Many people over the past week have suggested that Jonathan Martin is in some way a wimp and just couldn’t handle “an NFL Locker Room”. Others further contend that Incognito was just giving the guy a hard time in jest. Wrong. Just plain wrong. This wasn’t a playground bullying or garden-variety rookie hazing. It is alleged Martin was the target of repeated discrimination and harassment, the likes of which no one should have to endure in their place of work.

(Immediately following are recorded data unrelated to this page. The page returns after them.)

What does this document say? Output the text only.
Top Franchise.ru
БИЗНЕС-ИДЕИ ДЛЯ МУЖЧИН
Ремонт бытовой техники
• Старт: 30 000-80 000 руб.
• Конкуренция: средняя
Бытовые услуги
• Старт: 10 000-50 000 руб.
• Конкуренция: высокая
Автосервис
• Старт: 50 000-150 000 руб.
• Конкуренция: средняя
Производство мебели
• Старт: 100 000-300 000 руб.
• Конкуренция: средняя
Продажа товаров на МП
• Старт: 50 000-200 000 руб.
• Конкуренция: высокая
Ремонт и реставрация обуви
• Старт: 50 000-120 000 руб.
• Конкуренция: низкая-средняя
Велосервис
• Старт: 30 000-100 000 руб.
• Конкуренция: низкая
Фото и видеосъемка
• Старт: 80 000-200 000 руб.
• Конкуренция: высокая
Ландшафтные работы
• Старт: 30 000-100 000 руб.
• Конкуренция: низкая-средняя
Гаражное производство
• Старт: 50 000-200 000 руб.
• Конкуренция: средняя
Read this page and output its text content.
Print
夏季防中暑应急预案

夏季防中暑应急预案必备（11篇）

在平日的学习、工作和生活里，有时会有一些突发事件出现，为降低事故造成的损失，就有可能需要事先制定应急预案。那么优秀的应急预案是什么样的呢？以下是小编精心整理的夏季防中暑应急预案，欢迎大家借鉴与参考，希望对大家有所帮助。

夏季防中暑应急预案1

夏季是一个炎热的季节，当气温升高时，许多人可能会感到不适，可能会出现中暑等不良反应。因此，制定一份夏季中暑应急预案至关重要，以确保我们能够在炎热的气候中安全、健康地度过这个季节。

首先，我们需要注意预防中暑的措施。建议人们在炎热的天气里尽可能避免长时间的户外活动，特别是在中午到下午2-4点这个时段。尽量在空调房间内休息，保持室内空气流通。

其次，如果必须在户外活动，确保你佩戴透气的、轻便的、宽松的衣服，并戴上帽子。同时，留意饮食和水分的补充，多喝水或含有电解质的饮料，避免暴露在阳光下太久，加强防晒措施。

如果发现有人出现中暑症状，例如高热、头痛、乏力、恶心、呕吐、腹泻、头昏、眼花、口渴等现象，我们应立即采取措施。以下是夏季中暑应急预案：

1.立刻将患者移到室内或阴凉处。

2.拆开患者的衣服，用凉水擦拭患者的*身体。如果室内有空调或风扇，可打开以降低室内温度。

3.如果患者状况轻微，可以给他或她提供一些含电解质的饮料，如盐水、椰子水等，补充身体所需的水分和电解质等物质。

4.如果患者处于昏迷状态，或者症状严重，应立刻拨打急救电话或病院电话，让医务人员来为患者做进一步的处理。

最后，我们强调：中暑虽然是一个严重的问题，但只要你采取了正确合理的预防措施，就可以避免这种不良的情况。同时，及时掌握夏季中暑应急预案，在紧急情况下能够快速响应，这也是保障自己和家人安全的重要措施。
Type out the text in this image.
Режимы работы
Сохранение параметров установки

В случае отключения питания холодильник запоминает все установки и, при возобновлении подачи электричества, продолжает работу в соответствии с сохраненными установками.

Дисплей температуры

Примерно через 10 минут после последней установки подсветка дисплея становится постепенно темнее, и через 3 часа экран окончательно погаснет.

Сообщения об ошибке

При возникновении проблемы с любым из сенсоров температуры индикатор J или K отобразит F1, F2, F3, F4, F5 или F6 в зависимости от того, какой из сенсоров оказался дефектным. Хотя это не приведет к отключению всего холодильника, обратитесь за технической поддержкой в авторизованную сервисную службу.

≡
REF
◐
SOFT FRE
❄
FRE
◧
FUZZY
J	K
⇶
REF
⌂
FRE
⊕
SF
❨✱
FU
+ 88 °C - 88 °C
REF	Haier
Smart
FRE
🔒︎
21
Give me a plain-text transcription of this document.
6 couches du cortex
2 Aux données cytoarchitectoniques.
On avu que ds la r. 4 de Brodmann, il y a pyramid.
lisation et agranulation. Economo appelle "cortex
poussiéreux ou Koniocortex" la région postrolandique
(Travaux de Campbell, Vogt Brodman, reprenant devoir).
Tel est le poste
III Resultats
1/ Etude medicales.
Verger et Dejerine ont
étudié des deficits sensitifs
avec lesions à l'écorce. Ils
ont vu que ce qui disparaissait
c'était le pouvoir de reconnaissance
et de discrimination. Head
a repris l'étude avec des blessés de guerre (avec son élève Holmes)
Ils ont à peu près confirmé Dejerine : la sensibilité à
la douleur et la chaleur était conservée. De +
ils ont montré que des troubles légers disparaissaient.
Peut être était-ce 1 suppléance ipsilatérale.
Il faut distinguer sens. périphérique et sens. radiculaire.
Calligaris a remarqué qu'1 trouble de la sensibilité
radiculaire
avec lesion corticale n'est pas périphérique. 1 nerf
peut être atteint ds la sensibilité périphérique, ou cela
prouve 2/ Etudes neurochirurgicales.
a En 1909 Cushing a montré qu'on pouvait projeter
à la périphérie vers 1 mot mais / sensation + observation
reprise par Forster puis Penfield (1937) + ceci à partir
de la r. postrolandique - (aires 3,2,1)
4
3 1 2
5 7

Carpenter v. Con-Way Cent. Express, Inc., 481 F.3d 611 (8th Cir. 2007):
To establish a Title VII race-based hostile work environment claim, a plaintiff must show (1) he is a member of a protected group, (2) he is subjected to unwelcome race-based harassment, (3) the harassment was because of his membership in the protected group, and (4) the harassment affected a term, condition, or privilege of his employment. Singletary v. Mo. Dep't of Corr., 423 F.3d 886, 892 (8th Cir.2005). A hostile work environment “is permeated with discriminatory intimidation, ridicule, and insult that is sufficiently severe or pervasive to alter the conditions of the victim's employment and create an abusive working environment” as viewed objectively by a reasonable person.Tademe v. Saint Cloud State Univ., 328 F.3d 982, 991 (8th Cir.2003) (internal quotation omitted). “To be actionable, the conduct complained of must be extreme in nature and not merely rude or unpleasant.” Nitsche v. CEO of Osage Valley Elec. Coop., 446 F.3d 841, 846 (8th Cir.2006) (citations omitted). “Allegations of a few isolated or sporadic incidents will not suffice; rather, the plaintiff must demonstrate the alleged harassment was ‘so intimidating, offensive, or hostile that it poisoned the work environment.’ ” Id. (quoting Tuggle v. Mangan, 348 F.3d 714, 720 (8th Cir.2003)).
Passananti v. Cook County, 689 F.3d 655 (7th Cir. 2012):
In claims of racial harassment, racially-charged words certainly can suffice. See,e.g., Hrobowski v. Worthington Steel Co., 358 F.3d 473, 477 (7th Cir.2004)(although plaintiff failed to show that employer was negligent in discovering and remedying coworker harassment, his work environment, in which he was repeatedly subjected to the word "n****r" and other race-based comments, was sufficiently severe or pervasive to support an otherwise actionable hostile work environment claim); Rodgers v. Western–Southern Life Ins. Co., 12 F.3d 668, 675–76 (7th Cir.1993) (finding an actionable hostile work environment claim when supervisors and employees referred to plaintiff by the term “n****r" between five and ten times during his employment).
Based on what we know so far it seems to me that Martin would have to have evidence of more than 1 or two incidents to have a successful claim. He'd also have to decide whether bringing a lawsuit is so antithetical to the NFL culture that it would wreck his career. But if I were a plaintiff's lawyer, I'd be champing at the bit to represent Martin.